Et Joly conclut :« S’inscrivant, à l’été 42, dans la perspective d’une Europe durablement dominée par l’Allemagne nazie, Pierre Laval et René Bousquet ont délibérément négligé l’arme du droit indiquée par la Convention de La Haye et la convention d’armistice, la seule qui pouvait leur permettre de s’opposer aux exigences de l’occupant ». Pire encore. Alors que la demande allemande était de livrer des juifs étrangers officiellement « en état de travailler », les Français ont raflé en juillet, et durant les mois suivants, sans distinction d’âge, de sexe et de nationalité, arrêtant des femmes enceintes, des vieillards, des malades, des infirmes et des enfants français nés de parents étrangers. Joly nous rappelle que sur les 4000 enfants parqués au Vel d’Hiv, avant Drancy et Auschwitz, 3000 étaient français. Entre juillet et novembre, Bousquet et les policiers français travailleront bien : 36 000 juifs vont être déportés. En 1945 seuls 400 reviendront. « Aucun pays en Europe de l’Ouest ne présente alors un tel bilan ».

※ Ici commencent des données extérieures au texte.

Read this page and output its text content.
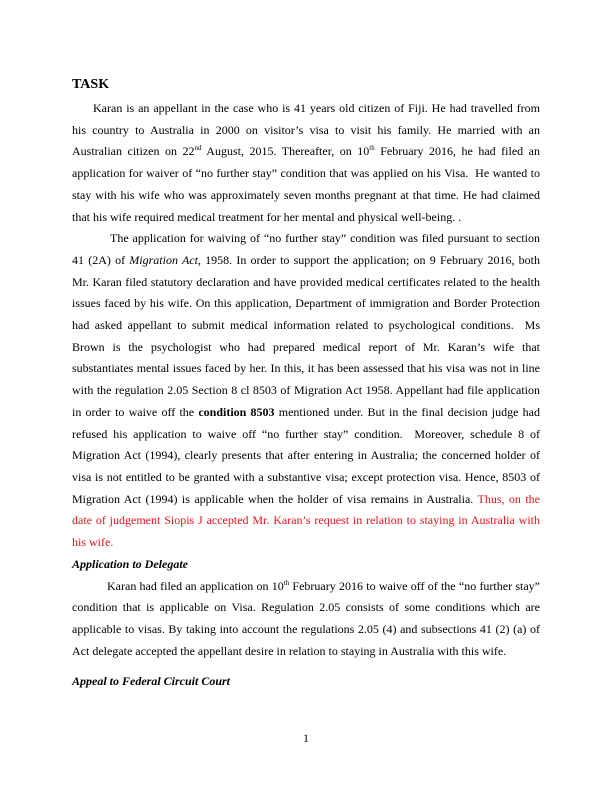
TASK

Karan is an appellant in the case who is 41 years old citizen of Fiji. He had travelled from his country to Australia in 2000 on visitor’s visa to visit his family. He married with an Australian citizen on 22nd August, 2015. Thereafter, on 10th February 2016, he had filed an application for waiver of “no further stay” condition that was applied on his Visa.  He wanted to stay with his wife who was approximately seven months pregnant at that time. He had claimed that his wife required medical treatment for her mental and physical well-being. .

The application for waiving of “no further stay” condition was filed pursuant to section 41 (2A) of Migration Act, 1958. In order to support the application; on 9 February 2016, both Mr. Karan filed statutory declaration and have provided medical certificates related to the health issues faced by his wife. On this application, Department of immigration and Border Protection had asked appellant to submit medical information related to psychological conditions.  Ms Brown is the psychologist who had prepared medical report of Mr. Karan’s wife that substantiates mental issues faced by her. In this, it has been assessed that his visa was not in line with the regulation 2.05 Section 8 cl 8503 of Migration Act 1958. Appellant had file application in order to waive off the condition 8503 mentioned under. But in the final decision judge had refused his application to waive off “no further stay” condition.  Moreover, schedule 8 of Migration Act (1994), clearly presents that after entering in Australia; the concerned holder of visa is not entitled to be granted with a substantive visa; except protection visa. Hence, 8503 of Migration Act (1994) is applicable when the holder of visa remains in Australia. Thus, on the date of judgement Siopis J accepted Mr. Karan’s request in relation to staying in Australia with his wife.

Application to Delegate

Karan had filed an application on 10th February 2016 to waive off of the “no further stay” condition that is applicable on Visa. Regulation 2.05 consists of some conditions which are applicable to visas. By taking into account the regulations 2.05 (4) and subsections 41 (2) (a) of Act delegate accepted the appellant desire in relation to staying in Australia with this wife.

Appeal to Federal Circuit Court
1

L’une des assistantes sociales envoyées par la Croix Rouge au Vel d’Hiv, Annette Monod, témoignera ainsi en 1992, dans le film de Maurice Frydland, Les enfants du Vel d’Hiv : « J’étais Française et donc responsable de ce que les français faisaient. Bien sûr qu’on avait honte. On était écrasés de honte ». Ces mots, les mêmes exactement, nous pourrions nous aussi, bien que nés après la tragédie, les reprendre à notre compte. Aujourd’hui où, présentés comme des « opinions », des discours fangeux reprennent benoîtement les sales expressions d’hier. Où un polémiste peut se présenter à l’élection présidentielle en proclamant que Pétain et ses sbires ont offert un bouclier aux Français. Lire, faire lire ce livre de Laurent Joly est nécessaire. Ainsi que les précédents, comme La falsification de l’Histoire. Éric Zemmour, l’extrême droite, Vichy et les juifs (Grasset 2022). En espérant que nos enfants sauront mieux que nous faire face à cette histoire torturante. D’autant plus torturante qu’il n’y a pas de possibilité ni d’obtenir ni de demander pardon. Car, ainsi que l’avait une fois pour toutes établi Wladimir Jankélévitch, les seuls qui auraient pu pardonner sont morts. À Auschwitz.

Laurent Joly, La rafle du Vel d’Hiv, éditions Grasset, mai 2022, 400 p., 24 € — Lire un extrait

* Dans Réflexions sur le génocide (La Découverte, 1995), Pierre Vidal-Naquet rapporte une remarque désenchantée de son père Lucien notée dans son journal en 1942: « Pour protester contre l’emprisonnement de magistrats qui avaient rendu une décision contraire à la volonté des autorités occupantes, la magistrature toute entière s’est mise en grève. Geste magnifique qui montre ce qu’est l’indépendance des juges dans un pays où le pouvoir judiciaire est vraiment le troisième pouvoir(…) C’est la magistrature belge qui donne à la nôtre cet exemple accablant pour nous ! » Les parents de Pierre Vidal-Naquet sont morts en déportation.